Essa determinação NÃO foi do homem, mas de Deus (Jo 6:37). Porque a eleição foi motivada primeiramente por Deus, Cristo pôde declarar: — Não me escolhestes vós a mim, mas eu vos escolhi a vós (Jo 15:16).
Realmente, se marcássemos na da Bíblia cada um dos casos em que Deus age soberanamente com o homem, cada uma das declarações que determinam que a eleição e os seus frutos são de Deus e cada ilustração ou parábola, que mostram que a eleição é a operação usual de Deus, entenderemos que quase todos os livros da Bíblia atestam que a eleição é de Deus pela Sua graça.
Considerando todas essas passagens bíblicas, verificamos que o homem não pode ajudar a Deus nessa escolha, pois o homem é incapaz de fazer qualquer coisa boa e, realmente, apenas maquina pensamentos maus continuamente (Gn 6:5; Jr 17:9; 13:23; Rm. 3:23).
Justamente porque a eleição vem primeiramente de Deus, os cristãos têm forte razão para adorar e louvar a Deus eternamente. É isto que o Apóstolo Paulo enfatiza na sua carta aos Efésios 1:3-4 — Bendito o Deus e Pai de nosso Senhor Jesus Cristo, que nos tem abençoado com toda sorte de bênção espiritual nas regiões celestiais em Cristo, assim como nos escolheu nele antes da fundação do mundo, para sermos santos e irrepreensíveis perante ele; e em amor
6. A eleição é Incondicional
A natureza dessa escolha é descrita pela Bíblia também como sendo incondicional. Isso não quer dizer que a salvação não tem condições, pois as tem (e todas elas são preenchidas pelo sangue de Cristo, (Ef 2:13; 1 Pedro 1:19,20), mas, não estamos tratando agora do preço pago na salvação, mas SIM da escolha que Deus fez PARA a salvação.
Dizendo que a eleição é incondicional, devemos entender que aquela escolha que Deus fez antes da fundação do mundo (Ef. 1:4), não foi baseada em algo que existia anterior ou poderia existir posteriormente no homem.
Isto é, não há nada que se originou no homem que poderia ser interpretado como sendo uma condição que induziu Deus a escolher.
A condição da eleição não foi o conhecimento divino de que o homem aceitaria a salvação se ela fosse apresentada a ele. NÃO, de jeito nenhum!
No homem, não existe nenhuma coisa boa. Paulo diz em Rm 7:18 — Porque eu sei que em mim, isto é, na minha carne, não habita bem algum.
E, não habitando nada bom em nós, não existe nada em nós para atrair a atenção salvadora de Deus, nem algo que poderia dar ao Senhor uma predisposição a escolher o que era bom (Jr 13:23).
A condição da escolha primária NÃO foi do homem, mas de Deus que escolheu o homem "para si mesmo, segundo o beneplácito de sua vontade" (Ef 1:5,9,11).
A condição da determinação primária de Deus foi pelo querer de Deus, e não por nenhuma justiça real, ou provável, que o homem poderia ter, intentar ou desenvolver. Is 64:6 diz que são — todas as nossas justiças como trapo da imundícia.

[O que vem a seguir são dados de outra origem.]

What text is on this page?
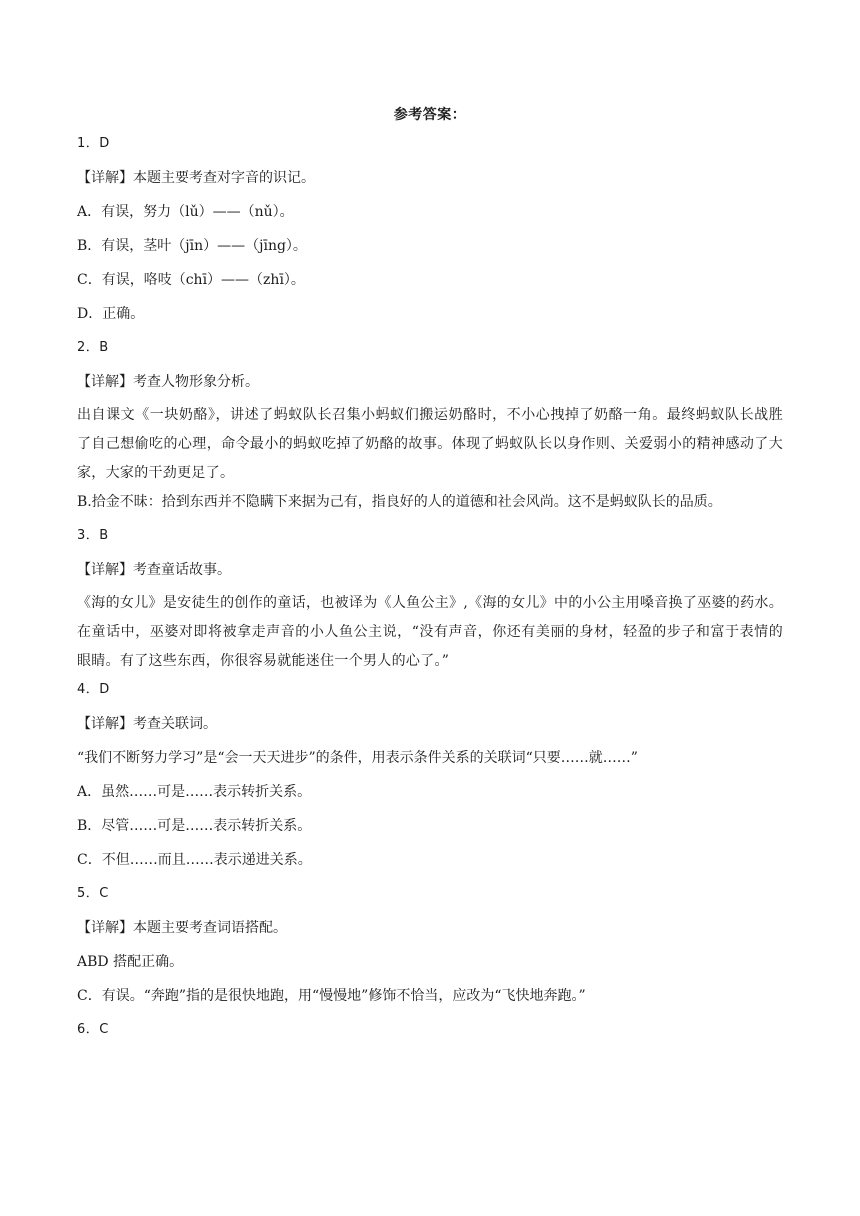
参考答案：

1．D

【详解】本题主要考查对字音的识记。

A．有误，努力（lǔ）——（nǔ）。

B．有误，茎叶（jīn）——（jīng）。

C．有误，咯吱（chī）——（zhī）。

D．正确。

2．B

【详解】考查人物形象分析。

出自课文《一块奶酪》，讲述了蚂蚁队长召集小蚂蚁们搬运奶酪时，不小心拽掉了奶酪一角。最终蚂蚁队长战胜了自己想偷吃的心理，命令最小的蚂蚁吃掉了奶酪的故事。体现了蚂蚁队长以身作则、关爱弱小的精神感动了大家，大家的干劲更足了。

B.拾金不昧：拾到东西并不隐瞒下来据为己有，指良好的人的道德和社会风尚。这不是蚂蚁队长的品质。

3．B

【详解】考查童话故事。

《海的女儿》是安徒生的创作的童话，也被译为《人鱼公主》,《海的女儿》中的小公主用嗓音换了巫婆的药水。在童话中，巫婆对即将被拿走声音的小人鱼公主说，“没有声音，你还有美丽的身材，轻盈的步子和富于表情的眼睛。有了这些东西，你很容易就能迷住一个男人的心了。”

4．D

【详解】考查关联词。

“我们不断努力学习”是“会一天天进步”的条件，用表示条件关系的关联词“只要……就……”

A．虽然……可是……表示转折关系。

B．尽管……可是……表示转折关系。

C．不但……而且……表示递进关系。

5．C

【详解】本题主要考查词语搭配。

ABD 搭配正确。

C．有误。“奔跑”指的是很快地跑，用“慢慢地”修饰不恰当，应改为“飞快地奔跑。”

6．C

Se o homem tivesse qualquer condição favorável que o destacasse diante do favor de Deus, aquela condição faria Deus ser obrigado a conceder-lhe a salvação.
Isso faria a salvação ser pelas obras, ou pelas condições humanas, e não segundo a graça; o beneplácito da vontade divina.

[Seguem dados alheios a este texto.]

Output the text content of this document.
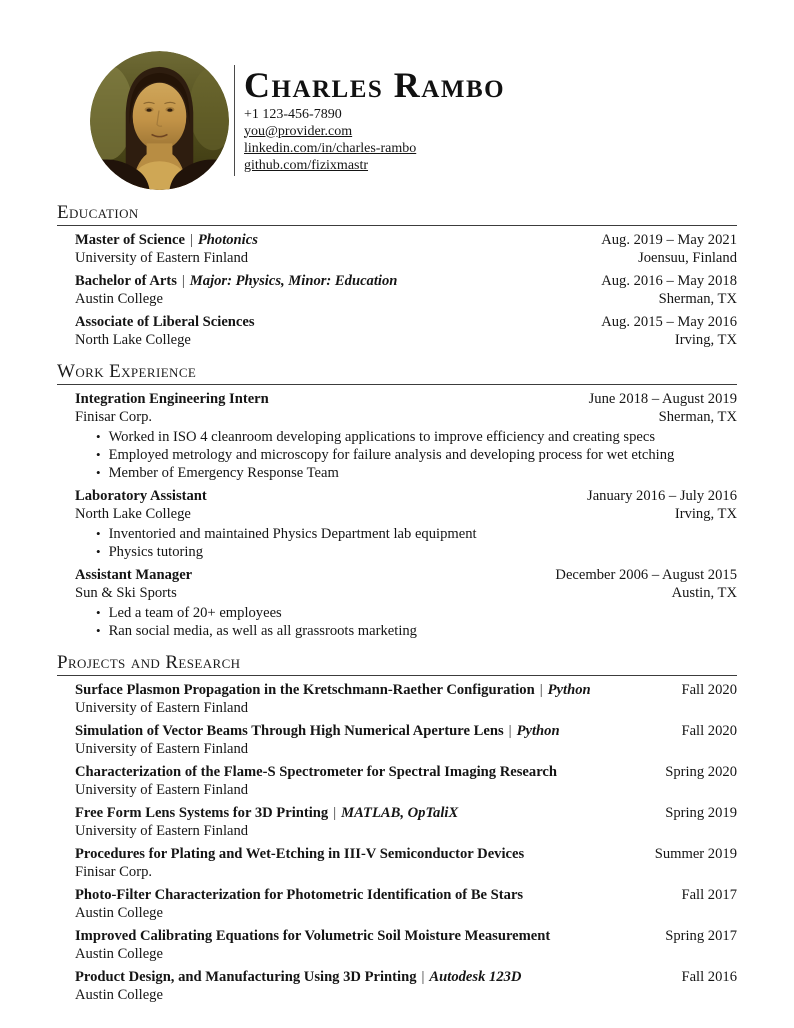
Charles Rambo
+1 123-456-7890
you@provider.com
linkedin.com/in/charles-rambo
github.com/fizixmastr
Education
Master of Science | Photonics	Aug. 2019 – May 2021
University of Eastern Finland	Joensuu, Finland
Bachelor of Arts | Major: Physics, Minor: Education	Aug. 2016 – May 2018
Austin College	Sherman, TX
Associate of Liberal Sciences	Aug. 2015 – May 2016
North Lake College	Irving, TX
Work Experience
Integration Engineering Intern	June 2018 – August 2019
Finisar Corp.	Sherman, TX
• Worked in ISO 4 cleanroom developing applications to improve efficiency and creating specs
• Employed metrology and microscopy for failure analysis and developing process for wet etching
• Member of Emergency Response Team
Laboratory Assistant	January 2016 – July 2016
North Lake College	Irving, TX
• Inventoried and maintained Physics Department lab equipment
• Physics tutoring
Assistant Manager	December 2006 – August 2015
Sun & Ski Sports	Austin, TX
• Led a team of 20+ employees
• Ran social media, as well as all grassroots marketing
Projects and Research
Surface Plasmon Propagation in the Kretschmann-Raether Configuration | Python	Fall 2020
University of Eastern Finland
Simulation of Vector Beams Through High Numerical Aperture Lens | Python	Fall 2020
University of Eastern Finland
Characterization of the Flame-S Spectrometer for Spectral Imaging Research	Spring 2020
University of Eastern Finland
Free Form Lens Systems for 3D Printing | MATLAB, OpTaliX	Spring 2019
University of Eastern Finland
Procedures for Plating and Wet-Etching in III-V Semiconductor Devices	Summer 2019
Finisar Corp.
Photo-Filter Characterization for Photometric Identification of Be Stars	Fall 2017
Austin College
Improved Calibrating Equations for Volumetric Soil Moisture Measurement	Spring 2017
Austin College
Product Design, and Manufacturing Using 3D Printing | Autodesk 123D	Fall 2016
Austin College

A eleição, tanto quanto a salvação, é puramente pela graça: um favor divino, desmerecido ou imerecido pelo homem (Rm. 11:5,6; Ef 2:8,9).
Foi, portanto, uma escolha puramente divina e graciosa em salvar um homem que não tinha nenhuma condição boa para se apresentar diante de Deus com um mínimo de mérito qualquer.
Deus preferiu um pecador particular para receber a Sua graça somente porque quis. Rm 9:15,16 — Compadecer-me-ei de quem me compadecer, e terei misericórdia de quem eu tiver misericórdia.
Somente entendendo tudo sobre a vontade de Deus, algo que não podemos nunca atingir, entenderemos por completo por que Deus escolheria um homem tão depravado, que não possuía nenhuma capacidade, e, portanto, nenhuma condição, para atrair a atenção de Deus.
Mas, de fato, conforme a Bíblia, foi isso o que Deus fez. A escolha de Deus por Israel para ser o Seu povo revela essa atitude (Dt 7:7) e a escolha de Deus para a salvação é da mesma natureza (Jo 1:12,13; Rm 3:18-23; 9:15,16).
Devemos resumir esta parte da natureza da eleição como Jesus a resumiu: — Sim, ó Pai, porque assim te aprouve (Mt 11:26).